**Decisão Inesperada na Gávea**

O Botafogo anunciou neste domingo a saída do técnico Martín Anselmi, uma notícia que repercute com força no cenário esportivo do país. A decisão veio logo após a vitória alvinegra por 2 a 1 sobre o Bragantino, pelo Campeonato Brasileiro de 2026, resultado que proporcionou um momentâneo alívio na tabela, afastando a equipe provisoriamente da zona de descenso. Contudo, o triunfo não foi suficiente para sustentar o trabalho do argentino, que enfrentava o descontentamento do proprietário da SAF, John Textor, há algumas semanas, sobretudo em relação à performance defensiva do time.

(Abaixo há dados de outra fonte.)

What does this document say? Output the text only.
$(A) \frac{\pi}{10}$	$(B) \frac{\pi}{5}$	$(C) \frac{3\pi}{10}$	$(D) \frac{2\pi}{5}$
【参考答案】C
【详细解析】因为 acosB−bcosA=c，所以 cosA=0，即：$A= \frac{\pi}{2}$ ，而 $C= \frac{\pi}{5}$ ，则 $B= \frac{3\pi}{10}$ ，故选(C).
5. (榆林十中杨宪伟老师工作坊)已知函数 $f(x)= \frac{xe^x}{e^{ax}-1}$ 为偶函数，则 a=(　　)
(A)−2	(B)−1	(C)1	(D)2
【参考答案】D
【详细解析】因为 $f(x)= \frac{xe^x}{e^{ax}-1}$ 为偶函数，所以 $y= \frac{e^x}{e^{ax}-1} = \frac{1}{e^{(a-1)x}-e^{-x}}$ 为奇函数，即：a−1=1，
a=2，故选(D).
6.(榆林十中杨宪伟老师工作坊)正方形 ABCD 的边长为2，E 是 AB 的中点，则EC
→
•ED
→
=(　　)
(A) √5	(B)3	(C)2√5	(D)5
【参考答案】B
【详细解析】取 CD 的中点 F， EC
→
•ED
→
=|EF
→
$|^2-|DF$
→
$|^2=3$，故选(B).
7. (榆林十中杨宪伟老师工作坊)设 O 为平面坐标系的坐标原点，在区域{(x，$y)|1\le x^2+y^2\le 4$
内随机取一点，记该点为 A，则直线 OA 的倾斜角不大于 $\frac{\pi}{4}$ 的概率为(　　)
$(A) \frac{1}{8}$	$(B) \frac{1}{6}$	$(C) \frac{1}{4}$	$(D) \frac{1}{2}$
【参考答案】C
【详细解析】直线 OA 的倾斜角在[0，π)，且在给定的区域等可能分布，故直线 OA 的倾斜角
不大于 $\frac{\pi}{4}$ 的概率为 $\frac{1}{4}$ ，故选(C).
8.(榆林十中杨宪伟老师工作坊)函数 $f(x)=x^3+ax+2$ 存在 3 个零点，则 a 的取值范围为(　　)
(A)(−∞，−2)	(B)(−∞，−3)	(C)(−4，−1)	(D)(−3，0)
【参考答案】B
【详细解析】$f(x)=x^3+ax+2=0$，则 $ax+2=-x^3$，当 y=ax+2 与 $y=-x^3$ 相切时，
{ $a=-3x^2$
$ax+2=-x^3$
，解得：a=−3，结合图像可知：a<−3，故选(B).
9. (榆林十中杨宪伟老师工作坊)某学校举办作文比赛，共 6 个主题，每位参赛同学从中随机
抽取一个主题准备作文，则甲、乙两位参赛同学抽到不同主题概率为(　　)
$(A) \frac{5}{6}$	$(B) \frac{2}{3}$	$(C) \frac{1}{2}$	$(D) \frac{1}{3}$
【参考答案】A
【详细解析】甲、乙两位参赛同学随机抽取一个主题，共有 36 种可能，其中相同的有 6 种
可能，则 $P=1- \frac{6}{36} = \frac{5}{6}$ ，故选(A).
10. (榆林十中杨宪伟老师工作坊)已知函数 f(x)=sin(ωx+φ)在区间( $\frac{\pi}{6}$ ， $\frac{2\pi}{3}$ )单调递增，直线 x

**A Raiz do Descontentamento de Textor**

O empresário americano, John Textor, manifestava preocupação crescente com a forma como a equipe se defendia. Segundo relatos a pessoas próximas, Textor observava uma excessiva exposição da zaga, algo que teria se acentuado na partida contra o Bragantino. A ausência de um volante de marcação no esquema inicial, com Danilo atuando de forma mais recuada e Allan no banco, contribuiu para uma percepção de fragilidade. O dirigente argumentava que a linha defensiva se via forçada a avançar, desprotegendo a meta. Textor utilizava a campanha de 2024, ano em que o Botafogo conquistou o Brasileirão e a Libertadores com grande solidez defensiva, como parâmetro para comparar o recuo da equipe em 2026, mesmo com investimentos no elenco. Os números reforçam o ponto: o clube carioca sofreu 12 gols nos primeiros seis jogos do atual Brasileirão, e um total de 20 gols nas 18 partidas sob o comando de Anselmi.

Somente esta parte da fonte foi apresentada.